Nintendo eShop search results for Tetris on Switch, showing eight titles including Tetris 99, Tetris Effect: Connected, Tetris Forever, and several Puyo Puyo Tetris entries

The hardware: the Switch Lite is $214, the original Switch is around $322, and the Switch 2 is $449.99. The Lite is the interesting one for this comparison — at $214 it’s basically the same price as the Analogue Pocket ($220), and unlike the Pocket it gets you online multiplayer Tetris. The Pocket wins on size — small enough to grab casually off a desk. The Lite wins on online play. All three Switches are bigger than I’d like in a pocket. Hard to justify if Tetris is the only thing you’re playing — but if you already have one with NSO, you have two Tetrises for free already.

Phone

Tetris (iOS / Android) — the official mobile app. Free with ads, paid tier removes them. Convenient, ugly, fine for a subway ride.

Mac

No native Mac app from The Tetris Company, but they do run an official browser version, and the unofficial scene is strong on top of that. (John Gruber walked this same road on Daring Fireball in 2024 and landed on the same shortlist with sharper opinions about The Tetris Company than I’d put in writing.)

tetris.com — the official browser game, free with ads. Single-player, modern controls, no install. The most legitimate option, if not the deepest.

Tetris Effect: Connected — the prettiest official version, but Windows/console only. Playable on a Mac through CrossOver or cloud streaming if you really want it.

tetr.io — free, runs in any browser, modern multiplayer with ranked play and leagues. Unofficial, but the competitive Tetris community lives here. If you want one Mac option for actually playing a lot, this is it.

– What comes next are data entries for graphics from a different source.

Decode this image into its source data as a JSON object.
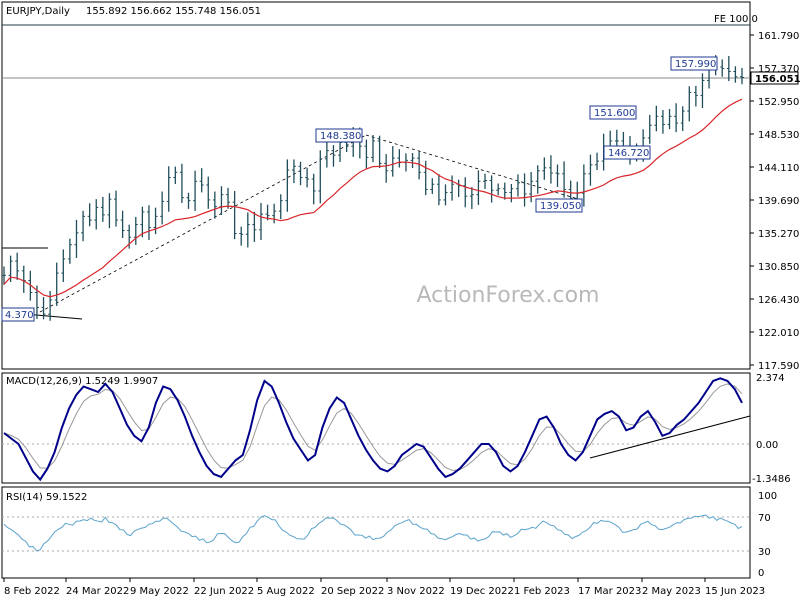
{
  "chart_data": {
    "type": "candlestick",
    "header": {
      "symbol": "EURJPY,Daily",
      "ohlc": "155.892 156.662 155.748 156.051"
    },
    "watermark": "ActionForex.com",
    "x_axis": {
      "labels": [
        "8 Feb 2022",
        "24 Mar 2022",
        "9 May 2022",
        "22 Jun 2022",
        "5 Aug 2022",
        "20 Sep 2022",
        "3 Nov 2022",
        "19 Dec 2022",
        "1 Feb 2023",
        "17 Mar 2023",
        "2 May 2023",
        "15 Jun 2023"
      ]
    },
    "price_panel": {
      "y_ticks": [
        "161.790",
        "157.370",
        "152.950",
        "148.530",
        "144.110",
        "139.690",
        "135.270",
        "130.850",
        "126.430",
        "122.010",
        "117.590"
      ],
      "y_range": [
        117.59,
        163.5
      ],
      "last_price": "156.051",
      "annotations": [
        "157.990",
        "151.600",
        "148.380",
        "146.720",
        "139.050",
        "4.370"
      ],
      "fe_label": "FE 100.0",
      "colors": {
        "price": "#1f4e5a",
        "ma": "#d9262b",
        "trend": "#000000",
        "price_line": "#888888"
      },
      "price_series": [
        129.6,
        131.5,
        130.2,
        128.9,
        127.3,
        125.3,
        124.4,
        126.3,
        129.9,
        131.8,
        133.7,
        135.3,
        137.5,
        137.0,
        138.7,
        137.7,
        139.8,
        137.0,
        135.6,
        134.7,
        136.4,
        138.1,
        136.0,
        137.5,
        139.5,
        142.7,
        143.4,
        140.0,
        139.6,
        142.2,
        141.7,
        139.7,
        138.8,
        140.4,
        139.4,
        135.2,
        135.1,
        136.4,
        135.7,
        137.8,
        137.6,
        138.2,
        139.6,
        143.7,
        144.2,
        142.7,
        142.5,
        140.9,
        145.2,
        146.3,
        145.7,
        147.4,
        146.9,
        148.0,
        146.9,
        145.4,
        147.6,
        144.6,
        143.6,
        145.3,
        144.7,
        145.0,
        145.3,
        143.4,
        141.1,
        141.8,
        139.7,
        140.7,
        141.8,
        141.6,
        140.2,
        140.4,
        142.2,
        142.3,
        141.0,
        141.2,
        140.7,
        141.2,
        142.0,
        140.5,
        142.2,
        143.6,
        144.0,
        143.3,
        143.2,
        141.1,
        139.9,
        140.6,
        143.2,
        144.4,
        144.9,
        146.8,
        147.6,
        147.6,
        146.6,
        145.9,
        146.6,
        148.0,
        149.7,
        150.9,
        149.8,
        150.9,
        150.0,
        151.6,
        154.1,
        153.7,
        155.7,
        157.2,
        157.5,
        157.3,
        156.9,
        156.2,
        156.1
      ]
    },
    "macd_panel": {
      "label": "MACD(12,26,9) 1.5249 1.9907",
      "y_ticks": [
        "2.374",
        "0.00",
        "-1.3486"
      ],
      "colors": {
        "macd": "#00008b",
        "signal": "#999999"
      },
      "macd_series": [
        0.4,
        0.2,
        0.0,
        -0.5,
        -1.0,
        -1.3,
        -0.9,
        -0.3,
        0.6,
        1.3,
        1.8,
        2.1,
        2.0,
        1.9,
        2.2,
        1.9,
        1.3,
        0.7,
        0.3,
        0.1,
        0.6,
        1.5,
        2.1,
        2.0,
        1.6,
        1.0,
        0.3,
        -0.3,
        -0.8,
        -1.1,
        -1.2,
        -0.9,
        -0.6,
        -0.4,
        0.5,
        1.6,
        2.3,
        2.1,
        1.5,
        0.8,
        0.2,
        -0.2,
        -0.6,
        -0.4,
        0.6,
        1.3,
        1.7,
        1.5,
        0.9,
        0.3,
        -0.2,
        -0.6,
        -0.9,
        -1.0,
        -0.8,
        -0.4,
        -0.2,
        0.0,
        -0.1,
        -0.5,
        -0.9,
        -1.2,
        -1.1,
        -0.9,
        -0.6,
        -0.3,
        0.0,
        0.0,
        -0.3,
        -0.8,
        -1.0,
        -0.8,
        -0.3,
        0.3,
        0.9,
        1.0,
        0.6,
        0.0,
        -0.4,
        -0.6,
        -0.3,
        0.3,
        0.9,
        1.1,
        1.2,
        1.0,
        0.5,
        0.6,
        1.0,
        1.2,
        0.8,
        0.3,
        0.4,
        0.7,
        0.9,
        1.2,
        1.5,
        1.9,
        2.3,
        2.4,
        2.3,
        2.0,
        1.5
      ]
    },
    "rsi_panel": {
      "label": "RSI(14) 59.1522",
      "y_ticks": [
        "100",
        "70",
        "30",
        "0"
      ],
      "colors": {
        "rsi": "#5aa3cc"
      },
      "rsi_series": [
        62,
        55,
        48,
        40,
        33,
        29,
        40,
        52,
        58,
        62,
        66,
        68,
        70,
        66,
        71,
        64,
        55,
        49,
        53,
        57,
        62,
        66,
        70,
        66,
        58,
        52,
        46,
        41,
        38,
        42,
        50,
        45,
        38,
        46,
        58,
        66,
        73,
        68,
        60,
        52,
        46,
        43,
        48,
        58,
        66,
        70,
        67,
        61,
        54,
        48,
        44,
        42,
        44,
        52,
        60,
        64,
        68,
        62,
        56,
        50,
        44,
        42,
        46,
        50,
        48,
        44,
        42,
        46,
        52,
        48,
        45,
        50,
        55,
        58,
        62,
        64,
        60,
        54,
        48,
        46,
        52,
        58,
        63,
        66,
        64,
        58,
        52,
        55,
        62,
        66,
        60,
        55,
        58,
        64,
        68,
        70,
        72,
        74,
        72,
        70,
        66,
        62,
        59
      ]
    }
  }
}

jstris — another free browser version. Lighter, faster to jump into, also has multiplayer.

Fightcade — arcade emulator with built-in matchmaking. Plays NES Tetris and other classics with online opponents. The fighting-game community keeps it alive; Tetris is along for the ride.

OpenEmu — Mac-native emulator front-end. Drop in a Game Boy or NES Tetris ROM and it runs. Single-player only unless you wire up netplay yourself.

A keyboard works for any of these. A controller feels right. The 8BitDo SN30 Pro is a SNES-style Bluetooth pad that pairs with the Mac and costs around $50.

8BitDo SN30 Pro Bluetooth controller

Where I landed

Still deciding. The Analogue Pocket is the most appealing object, but it’s $220 plus cartridges. tetr.io plus an 8BitDo on the Mac I already own is closer to $50 and has the deepest player base. The Retroid sits in between. I’ll start in the browser, see how often I play, then decide if hardware is worth it.